A França atual, com a vitória de Macron, o crescimento da direita nacionalista de Le Pen e da esquerda radical de Mélenchon, a derrocada do Partido Socialista e dos Republicanos, oferece um exemplo perfeito disso, mas não é o único.

Quando as forças que estão envolvidas em uma crise se articulam, podemos ter três desfechos típicos. Um desfecho virtuoso significaria a fixação de um entendimento comum sobre o day after, com o devido cálculo de ganhos e perdas de longo prazo. Ela depende de uma reposição do pacto político, devidamente requalificado e aberto para a sociedade. Um desfecho funcional, por sua vez, aconteceria quando o “acerto” entre as forças se faz de forma superficial, sem projeto, com o único propósito de manter a governabilidade do sistema e o equilíbrio de forças tal como está. Seria um desfecho conservador, paralisante, sem avanço nenhum.  Por fim, um desfecho deletério traria consigo algum tipo de retrocesso, que no limite poderia significar a suspensão da democracia e das liberdades.

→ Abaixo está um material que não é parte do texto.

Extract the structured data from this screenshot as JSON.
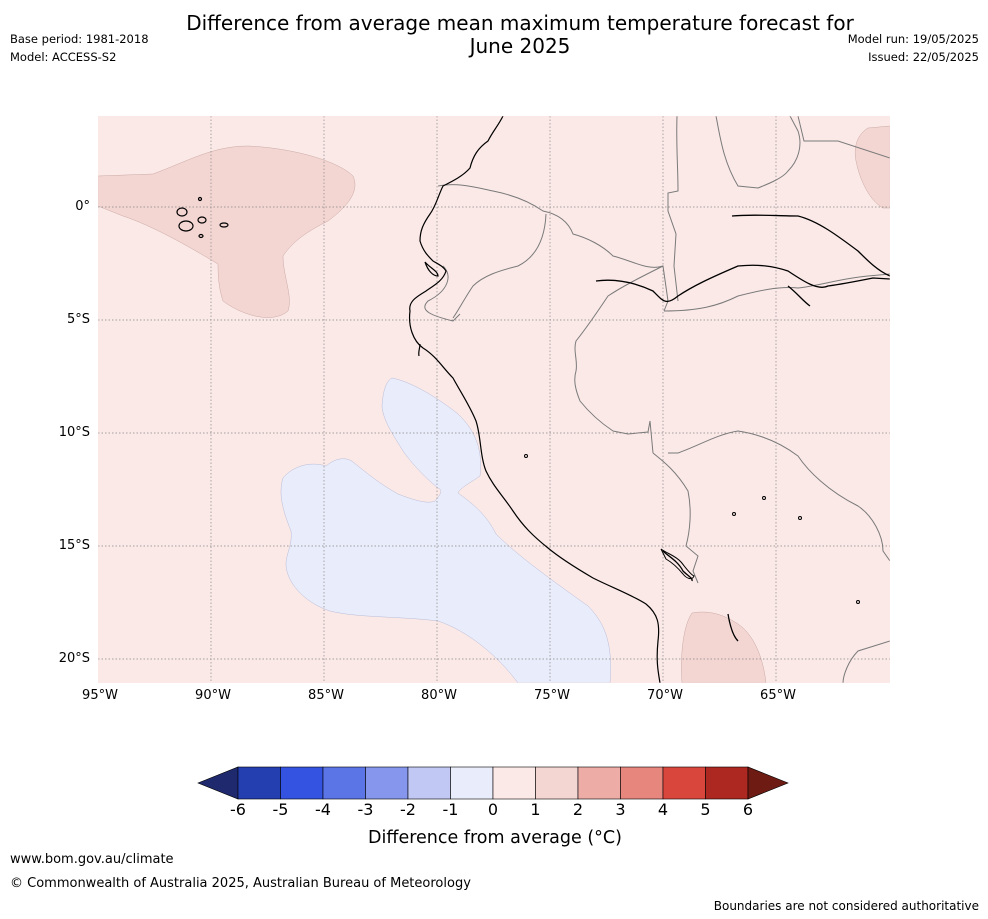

O mundo não está preparado para impor desfechos virtuosos, progressistas, para a crise em que se encontra. Faltam-lhe, antes de tudo, atores, forças organizadas com uma perspectiva pós-nacional e com capacidade para agir sobre a vida global. Sem esse componente construtivo, segue de crise em crise, de abalo em abalo, tendo de se agarrar a situações temporárias de equilíbrio instável.

Não há qualquer revolução à vista, mas pequenas revoluções acontecem o tempo todo. Os desfechos são funcionais: os nichos de poder político articulam-se com os setores econômicos dominantes e mantém o sistema de pé. Em meio a tais desfechos, porém, a vida se reproduz e se renova.